Inside The Situation Room: “We Proved…That We Can Do News Differently”

By Brian 

Only on TVNewser: Maybe The Situation Room should be four hours long.

“We have so much news!,” CNN senior executive producer Sam Feist exclaimed Monday afternoon, 40 minutes before Wolf Blitzer‘s broadcast premiered in Washington.

D.C. bureau chief David Bohrman smiled. “There’s stuff he can’t fit in, and he has three hours!” By 6pm, Bohrman was joking about adding a fourth hour. (I should probably stress the word joking. After 180 minutes of live TV, I was exhausted, and I was just a fly on the wall.)

Bohrman said TSR is probably the “most complicated daily news show” he has even been a part of. Months ago, the show was just a concept in his head. “I could see it, but it just took months to get it out,” he said.
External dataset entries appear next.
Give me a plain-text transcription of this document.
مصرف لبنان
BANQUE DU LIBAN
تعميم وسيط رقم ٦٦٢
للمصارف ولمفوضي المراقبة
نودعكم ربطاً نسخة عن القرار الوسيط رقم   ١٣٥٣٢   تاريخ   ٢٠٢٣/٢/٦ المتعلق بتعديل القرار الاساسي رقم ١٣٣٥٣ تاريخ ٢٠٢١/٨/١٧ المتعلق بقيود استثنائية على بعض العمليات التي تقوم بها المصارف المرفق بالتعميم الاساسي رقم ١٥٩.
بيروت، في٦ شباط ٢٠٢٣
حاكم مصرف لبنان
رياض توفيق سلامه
Imagine producing a show with this goal in mind: “I really hope the rundown that Sam and his company have prepared at 3 o’clock bears little relation to the program the ends at 6 o’clock,” Bohrman said.

And sure enough, after the show, Feist said only two of the segments in the 5pm hour were written into the original rundown.

After the three-hour premiere, the staff gathered for champagne and cake. “One thing we learned is, you have to go to the bathroom afterwards,” Bohrman joked. He called the show a “spectacular new venture.”

Blitzer thanked the staff, and quoted Tiger Woods: “Practice, practice, practice!” He said the rehearsals paid off: “For a first show, I don’t think it could have been any better.”

In the days to come, they’ll work out the kinks: The camera angles, the video wall coordination, the teases, the graphics.

But Monday was an accomplishment worth recognizing. As Feist told the staff, “we proved today that we can do news differently.”